Mahkeme, cinayetin işlendiği saatte dinlenilen 8 ayrı görgü tanığının da ifadelerini alarak şu gerekçeli karara yer vermişti:
“Birlikte arkadaş oldukları, birbirleri ile selamlaştıkları herhangi bir husumet ve anlaşmazlık bulunmadığı, sanığın yanına arkadaşı olan tanık E.Ç.’nin Osman Bektaş Mahallesi’nde yürüdükleri sırada maktul Yasin Başkaya’nın, ’Selamın aleyküm nasılsın F., iyi akşamlar’ dediği, F.T.'nin maktulün dalga geçtiğini hissettiği gerekçesiyle Yasin Başkaya’ya, ' Sana ne sen mahallenin doktoru musun ?’ diye cevap verdiği, bunun üzerine maktul Yasin’in F.T.’ye ’Sen adam mı oldun başımıza, ben sana göstereceğim’ sözünü söyleyip sanığı yanına çağırmış olması, bunun üzerine maktulün yanına gelen sanığın göğsüne yumrukla vurmuş olması neticesinde olayda haksız tahrik dengesinin sanık lehine bozulduğu kanaatine varılmıştır.
Olayda haksız tahrik hükümlerinin uygulanmasının gerektiği, meşru müdafaa hükümlerinin uygulanmasını gerektiren bir durumun olmadığı, haksız teşkil eden eylemlerin niteliği ile etki-tepki arasında oransızlık dikkate alınarak sanığın 5237 sayılı TCK’nin 29. maddesi gereğince madde metninde belirtilen hapis cezasının üst haddinden cezalandırılmasının gerektiği kanaatine varılmıştır.”

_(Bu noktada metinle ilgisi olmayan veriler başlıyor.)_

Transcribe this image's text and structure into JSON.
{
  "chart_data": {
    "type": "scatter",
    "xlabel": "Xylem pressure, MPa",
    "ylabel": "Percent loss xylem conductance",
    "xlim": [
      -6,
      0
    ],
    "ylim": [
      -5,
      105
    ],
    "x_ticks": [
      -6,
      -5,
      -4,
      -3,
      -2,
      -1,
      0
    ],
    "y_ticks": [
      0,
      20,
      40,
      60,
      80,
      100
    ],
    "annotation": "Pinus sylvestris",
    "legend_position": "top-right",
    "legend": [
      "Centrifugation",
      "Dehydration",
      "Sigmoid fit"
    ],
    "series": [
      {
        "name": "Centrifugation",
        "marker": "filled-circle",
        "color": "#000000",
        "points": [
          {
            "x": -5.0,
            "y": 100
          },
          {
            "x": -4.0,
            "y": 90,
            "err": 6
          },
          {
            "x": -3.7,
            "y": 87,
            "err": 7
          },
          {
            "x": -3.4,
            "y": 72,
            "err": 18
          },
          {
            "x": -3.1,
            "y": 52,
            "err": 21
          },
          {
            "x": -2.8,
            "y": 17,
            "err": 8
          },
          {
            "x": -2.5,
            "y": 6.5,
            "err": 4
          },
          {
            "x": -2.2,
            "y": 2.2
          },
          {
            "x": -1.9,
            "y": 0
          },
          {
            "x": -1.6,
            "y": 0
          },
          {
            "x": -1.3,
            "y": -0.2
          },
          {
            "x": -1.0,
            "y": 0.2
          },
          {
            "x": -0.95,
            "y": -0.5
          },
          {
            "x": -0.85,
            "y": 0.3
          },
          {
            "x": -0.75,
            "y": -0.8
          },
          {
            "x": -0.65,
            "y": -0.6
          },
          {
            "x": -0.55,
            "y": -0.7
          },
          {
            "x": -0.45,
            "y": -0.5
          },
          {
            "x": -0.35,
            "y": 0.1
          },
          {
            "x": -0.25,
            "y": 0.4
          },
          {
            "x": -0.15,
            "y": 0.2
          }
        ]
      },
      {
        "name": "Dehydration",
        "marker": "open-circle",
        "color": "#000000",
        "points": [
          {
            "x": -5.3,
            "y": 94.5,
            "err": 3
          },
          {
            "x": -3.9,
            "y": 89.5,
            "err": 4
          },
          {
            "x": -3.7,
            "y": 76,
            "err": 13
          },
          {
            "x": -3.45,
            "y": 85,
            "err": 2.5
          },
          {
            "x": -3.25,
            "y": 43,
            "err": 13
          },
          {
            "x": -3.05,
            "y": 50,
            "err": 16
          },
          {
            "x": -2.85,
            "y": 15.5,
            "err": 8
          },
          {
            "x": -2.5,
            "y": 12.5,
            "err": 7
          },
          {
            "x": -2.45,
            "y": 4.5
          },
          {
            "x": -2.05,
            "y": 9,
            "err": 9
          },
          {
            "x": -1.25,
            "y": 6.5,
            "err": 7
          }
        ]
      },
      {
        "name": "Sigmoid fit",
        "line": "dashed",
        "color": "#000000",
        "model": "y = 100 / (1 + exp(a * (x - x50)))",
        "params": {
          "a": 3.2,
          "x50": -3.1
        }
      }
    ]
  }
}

İKİNCİ KEZ HAKİM KARŞISINDA, "PİŞMANIM”
Yargıtay Birinci Ceza Dairesi 2012- 8168 esas sayılı kararı yönünde cinayet sırasında karşılıklı sinkaflı başlayan küfür, ‘kavga’nın tahrik altında cinayetin işlendiği yönündeki 3. Ağır Ceza Mahkemesi’nin verdiği kararı onaması ile hakim karşısına çıkarılan bozma ilamı yüzüne karşı okunan F.T.’nin, “Pişmanım” sözlerinin ardından mahkeme ölen maktulün olay tarihinde yaşının küçük olduğu yönünde TCK 81-2-1 E maddesi kapsamında değerlendirilmesi yönünden esastan bozulmasına uydu. Mahkeme heyeti, tutuklu F. T.’nin olay sırasında tahrik hükümleri altına kalarak cinayet suçunu işlediği gerekçesiyle 12 yıl hapis cezasına çarptırdı. Mahkeme cezasında 1-6 oranında indirim yaparak 10 yıl hapis cezasına çarptırdı.